We took our first good, long hike of the 2012 beachwalking season the other day. We've visited the Atlantic shore that lies just across from our North Carolina place almost daily since we returned just over a week ago, but we hadn't made the time to get much further than the immediate beachfront we consider "ours." Partly, that's been because of the bunches of errands and happy visits that always await us when we first come back to Topsail Island, plus we seem to have managed to drag some semi-wintery conditions with us that have briefly interrupted the early spring that had already produced a few blooming trees and small dots of blossoming flowers.
So we were glad to finally get a warmish, not-too-breezy day that would allow us to work our way down the shoreline, past the thousand-foot fishing pier that lies a mile south and beyond.
"It's changed," she said. "It's changed again."
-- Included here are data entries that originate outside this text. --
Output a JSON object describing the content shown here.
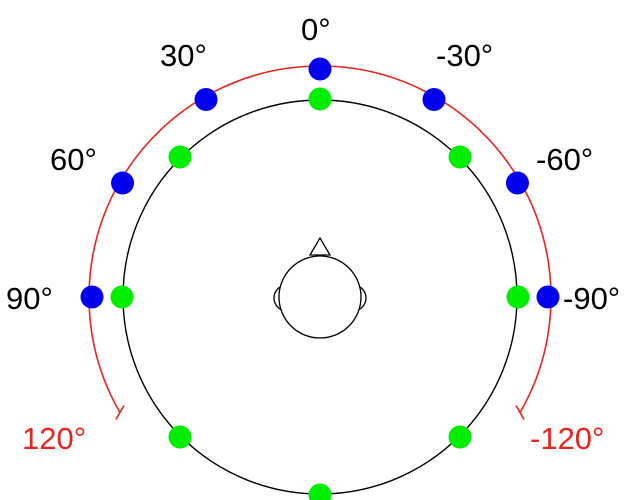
{
  "angle_labels": [
    "0°",
    "30°",
    "-30°",
    "60°",
    "-60°",
    "90°",
    "-90°"
  ],
  "range_labels": [
    "120°",
    "-120°"
  ],
  "blue_markers_deg": [
    0,
    30,
    -30,
    60,
    -60,
    90,
    -90
  ],
  "green_markers_deg": [
    0,
    45,
    -45,
    90,
    -90,
    135,
    -135,
    180
  ],
  "colors": {
    "blue": "#0000ee",
    "green": "#00ee00",
    "arc": "#e8241c",
    "label": "#000000",
    "range_label": "#e8241c",
    "line": "#000000"
  }
}
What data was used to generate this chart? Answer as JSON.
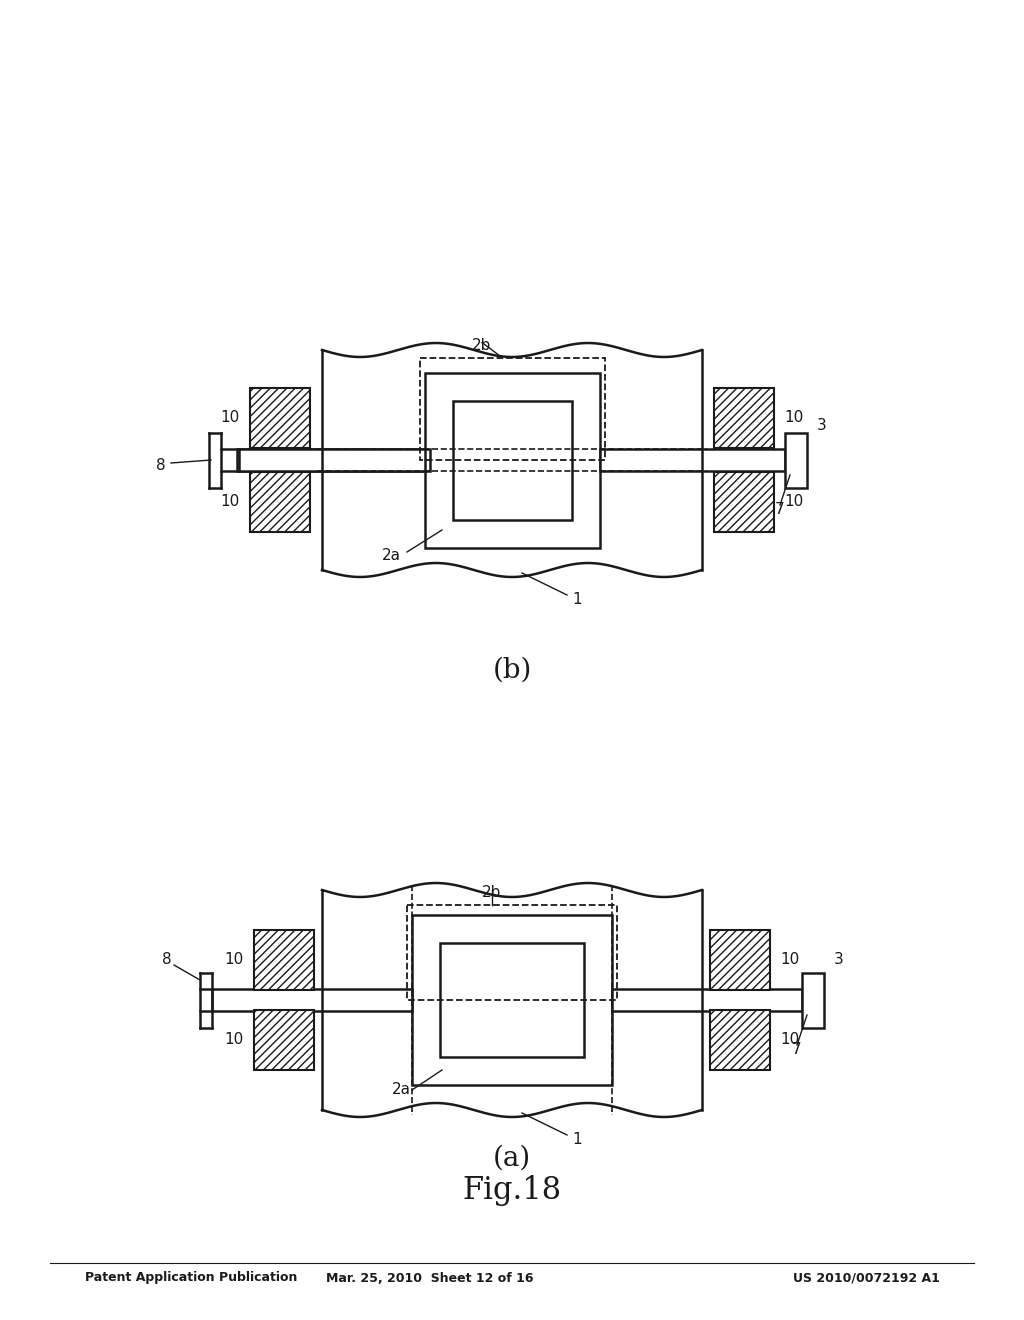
{
  "bg_color": "#ffffff",
  "line_color": "#1a1a1a",
  "header_left": "Patent Application Publication",
  "header_mid": "Mar. 25, 2010  Sheet 12 of 16",
  "header_right": "US 2010/0072192 A1",
  "fig_title": "Fig.18",
  "fig_a_label": "(a)",
  "fig_b_label": "(b)"
}
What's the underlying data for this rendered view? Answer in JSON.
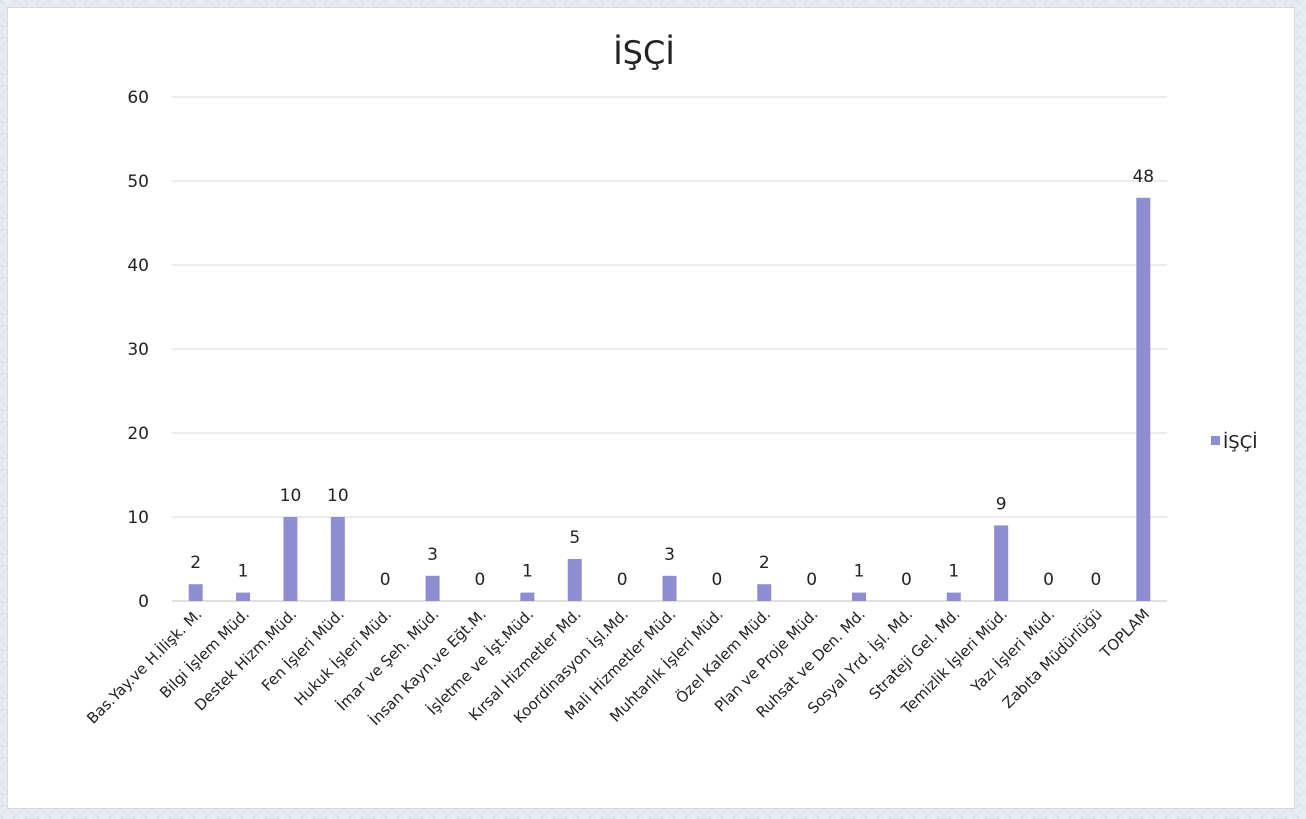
{
  "chart_data": {
    "type": "bar",
    "title": "İŞÇİ",
    "xlabel": "",
    "ylabel": "",
    "ylim": [
      0,
      60
    ],
    "yticks": [
      0,
      10,
      20,
      30,
      40,
      50,
      60
    ],
    "grid": true,
    "legend_position": "right",
    "bar_color": "#8f8dd1",
    "categories": [
      "Bas.Yay.ve H.İlişk. M.",
      "Bilgi İşlem Müd.",
      "Destek Hizm.Müd.",
      "Fen İşleri Müd.",
      "Hukuk İşleri Müd.",
      "İmar ve Şeh. Müd.",
      "İnsan Kayn.ve Eğt.M.",
      "İşletme ve İşt.Müd.",
      "Kırsal Hizmetler Md.",
      "Koordinasyon İşl.Md.",
      "Mali Hizmetler Müd.",
      "Muhtarlık İşleri Müd.",
      "Özel Kalem Müd.",
      "Plan ve Proje Müd.",
      "Ruhsat ve Den. Md.",
      "Sosyal Yrd. İşl. Md.",
      "Strateji Gel. Md.",
      "Temizlik İşleri Müd.",
      "Yazı İşleri Müd.",
      "Zabıta Müdürlüğü",
      "TOPLAM"
    ],
    "series": [
      {
        "name": "İŞÇİ",
        "values": [
          2,
          1,
          10,
          10,
          0,
          3,
          0,
          1,
          5,
          0,
          3,
          0,
          2,
          0,
          1,
          0,
          1,
          9,
          0,
          0,
          48
        ]
      }
    ]
  }
}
I think that's the way of Atlantic beaches any time of year, especially during the times when seasons change, when breezes switch and swirl, and waves and tides wash higher and higher along the shore. It's especially that way on barrier islands like this one, which are, after all, nothing more than narrow spits of sand attempting to stand up, year after year, to the relentless action of the wind and sea. More than a thousand miles of the southeastern and Gulf of Mexico state coasts are lined with offshore barrier systems similar to Topsail, where a ridge of dunes and beach is separated from the mainland by wide expanses of shallow marshes, waterways and inlets. When storms slam ashore, the sand and wetlands act as natural shock absorbers. Dunes blunt the energy of tidal surges pushed by high winds. Grassy marshes and their spongy soils then soak up floodwater and slow down storm-waves before they hit the mainland.
But despite knowing all that, It's still a bit of a surprise every time I realize that the solid-seeming land that holds houses, condos, hotels, businesses, streets and playgrounds is actually a fluid strip of sand that only exists because the ocean built it and allows it to stay.
Sometimes.
Sometimes not, as when the big storms in the 90s swept the north end of the island nearly clean. Bridges were buried, some houses and roads had to be rebuilt repeatedly and others were put permanently under water. In fact, the homes right across our street were actually in the second row of cottages, bungalows and other beachfront dwellings fronting the seashore. Nowadays, there's just one road serving our end of Topsail, but at one time, there were three, including one that now rests under the waves yards offshore, appearing only on certain low-tide days as a wet, black, slick-looking mass of shiny macadam that my grandsons love to play on. Other white-lined sections of old road pop up through the sand on parts of the island from time to time, reminding me a little of the post-apocalyptic scene in the original "Planet of the Apes," when Charlton Heston discovers the arm of the Statue of Liberty poking out of the sand. Further up the beach, commercial fishermen still steer clear of the upper reaches and wreckage of once-fancy beach homes that lined the very edge of that shore before they paid the price of getting a little too close. Even a "minor" storm, like last fall's Hurricane Irene, caused serious damage to some property near the water on the northernmost end of the island, and destroyed property and closed roads further up the coast.
But most of the changes we saw that day were not caused by hurricanes and other major events, but simply by the passing of time and circumstance.
The beach seems a little narrower in sections, with dark waves lapping and crashing at high tide against the beach stairways that top the eco-fragile sand dunes. Bulldozers have been at work, rebuilding the dunes in some places, while talks are taking place about the need to "replenish" areas of beach with sand trucked in from other spots.
Even the view offshore has changed.
The fleets of shimpers that plied the cooling end-of-year waters last time we were here have been replaced by the magnificent sight of massive naval vessels on the near horizon, as the Camp Lejeune area celebrates the return of members of the 22nd Marine Expeditionary Unit after a 10-month deployment at sea. The ocean itself has a deep green cast, shifting to lighter shades of green and blue as the warming sun hits and and the process of growth and renewal begins again.
The sea birds that fish our coast are gathering once more and feathered strangers make a brief appearance on their way to springtime grounds. Out back in the inlet, the herons and egrets swoop to protect their nesting sites. Soon, the season will start in earnest, with the sounds, smells and sights brimming with life and death.
Yes, it's changing around here.
Count on it. It happens all the time.